Iberdrola

El desarrollo del vehículo eléctrico en España está condicionado por diversos factores externos a la propia evolución de la tecnología. Uno de ellos, según destacan desde Iberdrola, tiene que ver con la colaboración de la administración pública o, precisamente, las pocas facilidades que se ofrecen.

Así lo ha expresado la consejera delegada de Iberdrola España, Ángeles Santamaría, durante el ‘II Congreso Aelec’. La directiva de la eléctrica ha precisado que, en estos momentos, la clave de todo el proceso de electrificación del parque automovilístico pasa por la estructura de recarga. En este sentido, ha precisado que convencer al usuario de que compre un coche eléctrico será más sencillo si los puntos de recarga son accesibles.

Y esto pasa por tener una estructura muy desarrollada tanto en las zonas urbanas, como en los recorridos de larga distancia. Factores clave para tranquilizar a los clientes que, ahora mismo, tienen como principal preocupación quedarse ‘tirados’.

Sobre este contexto, Ángeles Santamaría expone que ahora mismo hay tres claves que deben desarrollarse a la perfección para la normalización en el uso y compra del vehículo eléctrico. Así, destaca que debe haber una colaboración más activa entre la administración pública y las empresas privadas.

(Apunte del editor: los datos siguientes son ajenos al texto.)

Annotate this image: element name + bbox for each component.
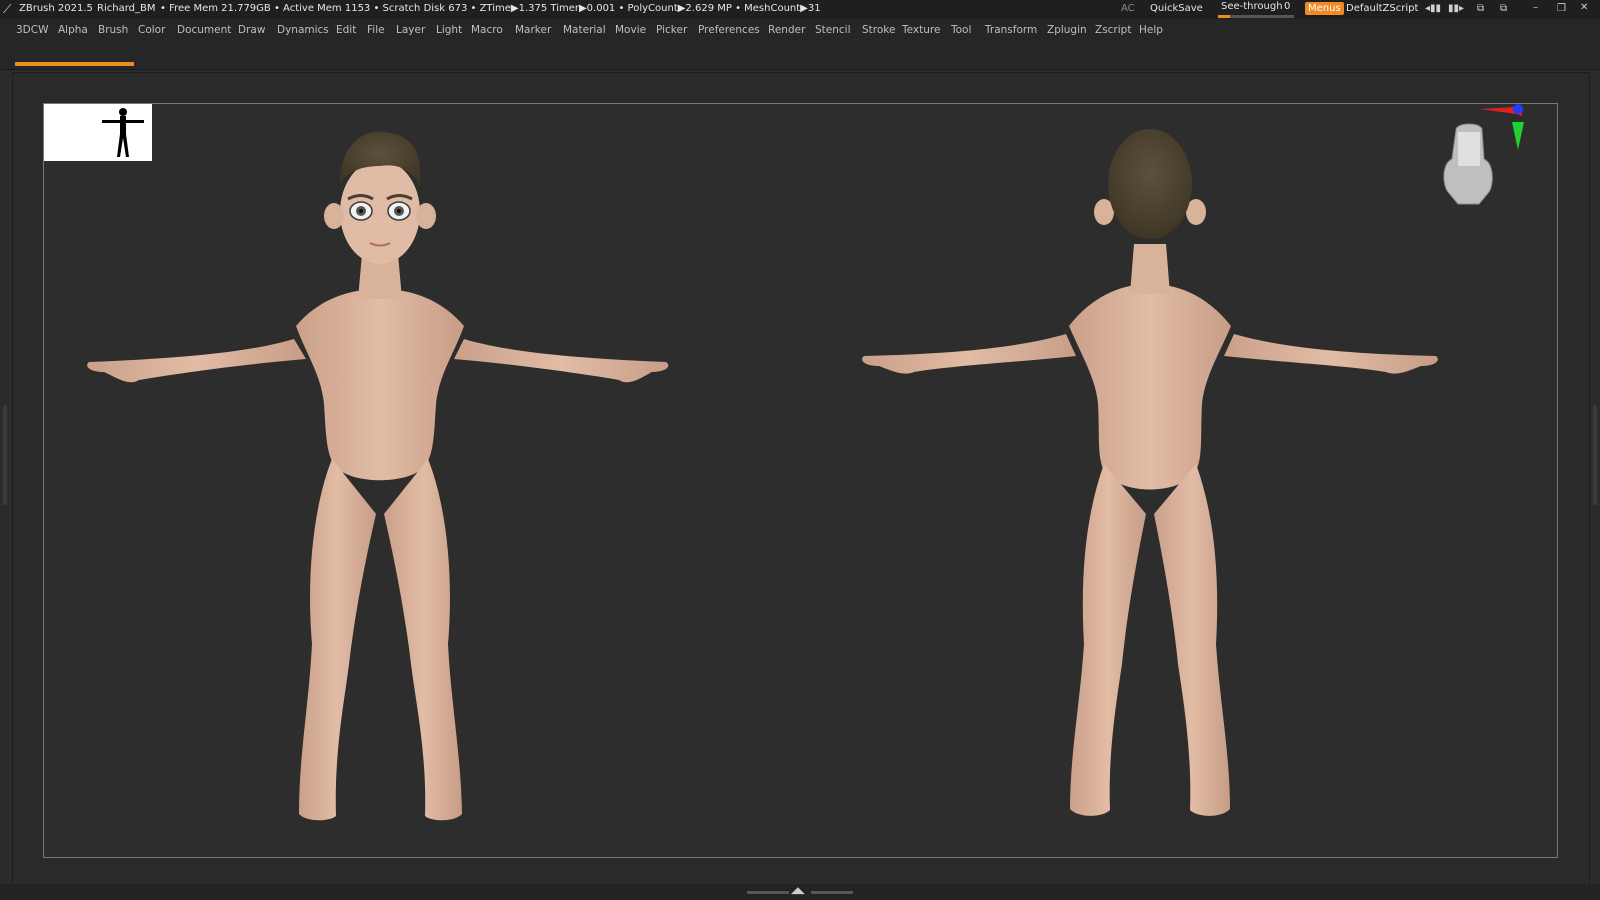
model-render (87, 104, 1524, 821)
menu-bar: 3DCW Alpha Brush Color Document Draw Dyn… (0, 19, 1600, 43)
ac-button[interactable]: AC (1121, 3, 1135, 14)
back-view-figure[interactable] (862, 129, 1438, 816)
navigator-thumbnail[interactable] (44, 104, 152, 161)
project-name: Richard_BM (97, 3, 156, 14)
document-viewport[interactable] (43, 103, 1558, 858)
navigation-cube-icon[interactable] (1443, 123, 1493, 205)
menu-draw[interactable]: Draw (238, 24, 265, 36)
figure-silhouette-icon (102, 108, 144, 157)
tab-strip (0, 43, 1600, 70)
bottom-tray-bar: ◢◣ (0, 884, 1600, 900)
menu-tool[interactable]: Tool (951, 24, 971, 36)
status-readout: • Free Mem 21.779GB • Active Mem 1153 • … (160, 3, 821, 14)
menu-zscript[interactable]: Zscript (1095, 24, 1131, 36)
menu-layer[interactable]: Layer (396, 24, 425, 36)
menu-stroke[interactable]: Stroke (862, 24, 895, 36)
menu-dynamics[interactable]: Dynamics (277, 24, 329, 36)
menu-movie[interactable]: Movie (615, 24, 646, 36)
menu-stencil[interactable]: Stencil (815, 24, 851, 36)
menu-transform[interactable]: Transform (985, 24, 1037, 36)
menu-help[interactable]: Help (1139, 24, 1163, 36)
menu-edit[interactable]: Edit (336, 24, 356, 36)
ui-layout-b-icon[interactable]: ⧉ (1500, 3, 1507, 14)
layout-left-icon[interactable]: ◂▮▮ (1425, 3, 1441, 14)
menu-render[interactable]: Render (768, 24, 805, 36)
quicksave-button[interactable]: QuickSave (1150, 3, 1203, 14)
seethrough-slider[interactable] (1218, 15, 1294, 18)
menus-button[interactable]: Menus (1305, 2, 1344, 15)
close-icon[interactable]: ✕ (1580, 2, 1588, 13)
menu-preferences[interactable]: Preferences (698, 24, 760, 36)
bottom-tray-handle-left[interactable] (747, 891, 789, 894)
layout-right-icon[interactable]: ▮▮▸ (1448, 3, 1464, 14)
bottom-tray-handle-right[interactable] (811, 891, 853, 894)
ui-layout-a-icon[interactable]: ⧉ (1477, 3, 1484, 14)
minimize-icon[interactable]: – (1533, 2, 1538, 13)
app-title: ZBrush 2021.5 (19, 3, 93, 14)
menu-3dcw[interactable]: 3DCW (16, 24, 48, 36)
left-tray-handle[interactable] (3, 405, 7, 505)
menu-file[interactable]: File (367, 24, 385, 36)
menu-picker[interactable]: Picker (656, 24, 687, 36)
front-view-figure[interactable] (87, 131, 669, 821)
gizmo-axis-icon[interactable] (1480, 104, 1524, 150)
expand-tray-icon[interactable]: ◢◣ (791, 886, 805, 896)
menu-alpha[interactable]: Alpha (58, 24, 88, 36)
seethrough-value: 0 (1284, 1, 1291, 12)
restore-icon[interactable]: ❐ (1557, 3, 1566, 14)
menu-marker[interactable]: Marker (515, 24, 551, 36)
right-tray-handle[interactable] (1593, 405, 1597, 505)
title-bar: ⟋ ZBrush 2021.5 Richard_BM • Free Mem 21… (0, 0, 1600, 19)
zscript-button[interactable]: DefaultZScript (1346, 3, 1418, 14)
menu-color[interactable]: Color (138, 24, 165, 36)
menu-document[interactable]: Document (177, 24, 231, 36)
menu-zplugin[interactable]: Zplugin (1047, 24, 1087, 36)
menu-light[interactable]: Light (436, 24, 462, 36)
seethrough-label: See-through (1221, 1, 1283, 12)
zbrush-logo-icon[interactable]: ⟋ (3, 2, 11, 17)
menu-texture[interactable]: Texture (902, 24, 940, 36)
menu-brush[interactable]: Brush (98, 24, 128, 36)
menu-macro[interactable]: Macro (471, 24, 503, 36)
menu-material[interactable]: Material (563, 24, 606, 36)
active-tab-indicator[interactable] (15, 62, 134, 66)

De hecho, ha asegurado que, “aunque parezca mentira, esto no ocurre tanto como debería”. Insiste en que debería haber más facilidades a la hora de gestionar los trámites administrativos.

La segunda clave, y que afecta al bolsillo de las empresas, tiene que ver con la planificación en base a la demanda esperada. La consejera delegada de Iberdrola España asume que la inversión debe ser acorde con lo que el mercado espera y, a su vez, se debe invertir para incentivar la compra de vehículos. En este sentido, ha recordado que el 80% de las recargas se hacen en el punto de origen o llegada. No obstante, eso no excluye a dichos planes de planificación para que los conductores puedan predeterminar los usos del vehículo.

Por último, Ángeles Santamaría estima que la infraestructura de redes eléctricas debe ir acompasada con la infraestructura de puntos de recarga. Es decir, no deben existir zonas donde se implementen sistemas de recarga sin que haya una red eléctrica suficiente para desarrollar un servicio satisfactorio.

EL MOMENTO DE IBERDROLA

En este momento los usuarios de vehículos eléctricos que recargan en las estaciones de Iberdrola lo hacen con energía 100 % limpia, con certificado de Garantía de Origen renovable (GdO). Asimismo, poseen la certificación verde por parte de G-Advisory, que ha emitido su ‘second party opinión’.

La ejecución del Plan Smart Mobility de Iberdrola irá en línea con el ritmo de adopción del vehículo eléctrico en España. Así, se han firmado más de 40 acuerdos de despliegue de infraestructura con los principales agentes implicados en la movilidad, desde administraciones a instituciones, empresas, estaciones de servicio, concesionarios y fabricantes de vehículos eléctricos.

Así, la compañía ha llegado, por ejemplo, a un convenio de colaboración con la Federación Valenciana de Municipios y Provincias para la realización conjunta de actividades que fomenten la aportación de soluciones energéticas, como el autoconsumo y la movilidad eléctrica. En la región de Murcia, ha alcanzado un acuerdo con la Federación Regional de Empresarios del Metalva. por el que aplicará condiciones preferentes para el desarrollo e implantación de puntos de recarga para vehículos eléctrico a las empresas que forman parte de la Federación.

En este contexto, el plan de electrificación de la movilidad de Iberdrola cuenta también con el respaldo de la Comisión Europea, a través de una subvención de 13 millones de euros, concedida a la compañía en el marco de la convocatoria CEF Transport Blending Facilities por la Innovation and Networks Executive Agency (INEA), que contribuirá a financiar la instalación de 2.339 puntos de recarga rápidos, superrápidos y ultrarrápidos para vehículos eléctricos en España y Portugal hasta 2023. Estas nuevas estaciones de recarga se ubicarán en vías de alta capacidad de los dos países y en puntos cercanos a las redes transeuropeas de transporte (TEN-T).